Consider the rest of White Noise’s opening paragraph, yet another list:
As cars slowed to a crawl and stopped, students sprang out and raced to the rear doors to begin removing the objects inside; the stereo sets, radios, personal computers; small refrigerators and table ranges; the cartons of phonograph records and cassettes; the hair dryers and styling irons; the tennis rackets, soccer balls, hockey and lacrosse sticks, bows and arrows, the controlled substances, the birth control pills and devices; the junk food still in shopping bags-onion-and-garlic chips, nacho thins, peanut creme patties. Waffelos and Kabooms, fruit chews and toffee popcorn; the Dum-Dum pops, the Mystic mints.
Baumbach can show the succession of colorful consumer items, but it will be difficult to mimic the rhythmic, exhausting effect of DeLillo’s lists, and impossible to affect the consonance. If the action-movie teaser trailer is any indication, Baumbach settled for voice-over (“May the days be aimless. Let the seasons drift,” Driver intones deep from his nose. “Do not advance the action according to a plan.”)
It’s nothing new to complain that the movie will be worse than the book. DeLillo has written eighteen novels, but White Noise will be only the third feature adaptation. It’s tempting to connect this dearth to the particular challenge of DeLillo’s sentences; more likely, his publisher is holding onto the rights (Underworld, DeLillo’s 848-page epic set in the Bronx, is reportedly under production at Netflix). In Cosmopolis (2012), starring Robert Pattinson as a sociopathic billionaire in a limo, director David Cronenberg remained faithful to DeLillo’s zany dialogue and the result is plodding and nearly unintelligible. Never Ever (2016, dir. Benoit Jacquot) is more successful; its source material, The Body Artist, is an atypically straightforward and gothic novella in DeLillo’s oeuvre. Nevertheless, the first half of the film is dominated by long takes of Jacques (played by Mathieu Amalric) riding his motorbike. The roar of the engine, dramatic classical score, and flashes of streetlights are visually appealing, but hardly simulate the experience of reading DeLillo. The second half, carried by Julie Roy’s mesmerizing performance (she also wrote the screenplay), is nearly silent.
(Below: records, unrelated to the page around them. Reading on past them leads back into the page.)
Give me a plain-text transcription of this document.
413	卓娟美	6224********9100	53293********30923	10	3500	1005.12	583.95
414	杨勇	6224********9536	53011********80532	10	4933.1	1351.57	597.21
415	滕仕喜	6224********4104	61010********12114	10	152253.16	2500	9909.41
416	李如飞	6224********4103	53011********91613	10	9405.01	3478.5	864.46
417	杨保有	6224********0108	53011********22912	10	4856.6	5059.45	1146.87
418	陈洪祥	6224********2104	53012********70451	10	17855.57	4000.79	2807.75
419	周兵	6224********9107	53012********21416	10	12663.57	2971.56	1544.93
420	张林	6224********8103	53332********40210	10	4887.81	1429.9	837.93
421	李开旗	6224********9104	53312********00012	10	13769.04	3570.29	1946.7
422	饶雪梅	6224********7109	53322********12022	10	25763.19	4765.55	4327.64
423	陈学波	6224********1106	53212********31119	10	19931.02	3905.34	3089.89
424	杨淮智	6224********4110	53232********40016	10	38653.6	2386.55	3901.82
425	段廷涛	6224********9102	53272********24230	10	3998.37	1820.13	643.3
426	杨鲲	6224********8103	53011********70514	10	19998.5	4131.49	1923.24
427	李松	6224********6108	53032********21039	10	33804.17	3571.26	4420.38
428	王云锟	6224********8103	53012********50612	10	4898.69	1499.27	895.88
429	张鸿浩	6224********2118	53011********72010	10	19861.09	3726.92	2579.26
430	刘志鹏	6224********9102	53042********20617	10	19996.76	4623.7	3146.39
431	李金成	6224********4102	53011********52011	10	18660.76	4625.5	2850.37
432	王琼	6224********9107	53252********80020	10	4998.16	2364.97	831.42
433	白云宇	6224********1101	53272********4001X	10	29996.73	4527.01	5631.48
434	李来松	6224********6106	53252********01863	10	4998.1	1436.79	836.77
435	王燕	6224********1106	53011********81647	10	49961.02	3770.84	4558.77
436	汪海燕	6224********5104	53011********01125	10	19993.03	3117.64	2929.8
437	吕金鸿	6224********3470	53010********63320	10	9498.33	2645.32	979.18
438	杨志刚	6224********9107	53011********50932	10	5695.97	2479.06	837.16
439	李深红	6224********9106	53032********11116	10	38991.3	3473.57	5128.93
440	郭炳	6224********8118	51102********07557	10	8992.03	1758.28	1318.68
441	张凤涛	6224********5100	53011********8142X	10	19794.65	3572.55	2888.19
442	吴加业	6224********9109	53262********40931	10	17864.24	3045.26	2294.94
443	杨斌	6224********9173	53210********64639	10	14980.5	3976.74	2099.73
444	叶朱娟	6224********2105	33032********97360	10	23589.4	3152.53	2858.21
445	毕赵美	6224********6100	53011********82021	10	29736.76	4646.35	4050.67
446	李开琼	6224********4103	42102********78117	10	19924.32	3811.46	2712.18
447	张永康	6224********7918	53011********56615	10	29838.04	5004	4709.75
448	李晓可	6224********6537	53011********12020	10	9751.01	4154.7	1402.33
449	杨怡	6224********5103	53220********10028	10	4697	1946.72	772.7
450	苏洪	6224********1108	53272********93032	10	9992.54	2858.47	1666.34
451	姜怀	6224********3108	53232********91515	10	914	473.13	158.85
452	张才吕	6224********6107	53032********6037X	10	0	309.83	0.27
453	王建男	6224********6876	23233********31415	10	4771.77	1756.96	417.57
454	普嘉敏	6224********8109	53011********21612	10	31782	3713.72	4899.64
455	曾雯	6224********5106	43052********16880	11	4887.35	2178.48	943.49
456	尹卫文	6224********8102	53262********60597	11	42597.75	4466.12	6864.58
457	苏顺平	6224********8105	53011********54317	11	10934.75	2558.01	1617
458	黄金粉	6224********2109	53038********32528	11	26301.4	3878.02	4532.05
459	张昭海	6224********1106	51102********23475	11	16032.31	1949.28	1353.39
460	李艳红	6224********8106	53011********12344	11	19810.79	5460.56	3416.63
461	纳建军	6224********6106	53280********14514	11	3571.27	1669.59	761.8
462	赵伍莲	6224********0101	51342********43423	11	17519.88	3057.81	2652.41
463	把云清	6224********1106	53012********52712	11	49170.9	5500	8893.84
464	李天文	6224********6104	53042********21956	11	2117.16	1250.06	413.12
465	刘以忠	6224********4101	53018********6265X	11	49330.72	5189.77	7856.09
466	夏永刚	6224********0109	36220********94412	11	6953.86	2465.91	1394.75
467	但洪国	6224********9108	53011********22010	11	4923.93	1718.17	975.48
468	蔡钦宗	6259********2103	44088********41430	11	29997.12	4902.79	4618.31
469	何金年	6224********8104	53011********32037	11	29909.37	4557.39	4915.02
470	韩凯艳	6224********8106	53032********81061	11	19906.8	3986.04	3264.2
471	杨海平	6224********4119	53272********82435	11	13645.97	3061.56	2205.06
In the final chapter of White Noise, Jack Gladney’s youngest son Wilder rides his big-wheel tricycle accross the highway near his house. Throughout the novel, Jack and his wife Babette (Gerwig) project their own fear of death onto Wilder, who has suddenly stopped speaking. The image of Wilder viewed from overhead like a car chase, slowly pedaling across the freeway, weaving through speeding station wagons, has stuck with me. It’s a natural place to end the movie. But DeLillo’s final scene is less cinematic. It happens at the grocery store, a recurring setting in White Noise. To the “dismay” of the customers, “the supermarket shelves have been rearranged.” Amidst the chaos, Jack finds comfort in the tabloids, the subject of DeLillo’s closing sentences:
Everything we need that is not food or love is here in the tabloid racks. The tales of the supernatural and the extraterrestrial. The miracle vitamins, the cures for cancer, the remedies for obesity. The cults of the famous and the dead.
Yes, I’ll be watching as soon as I’m able.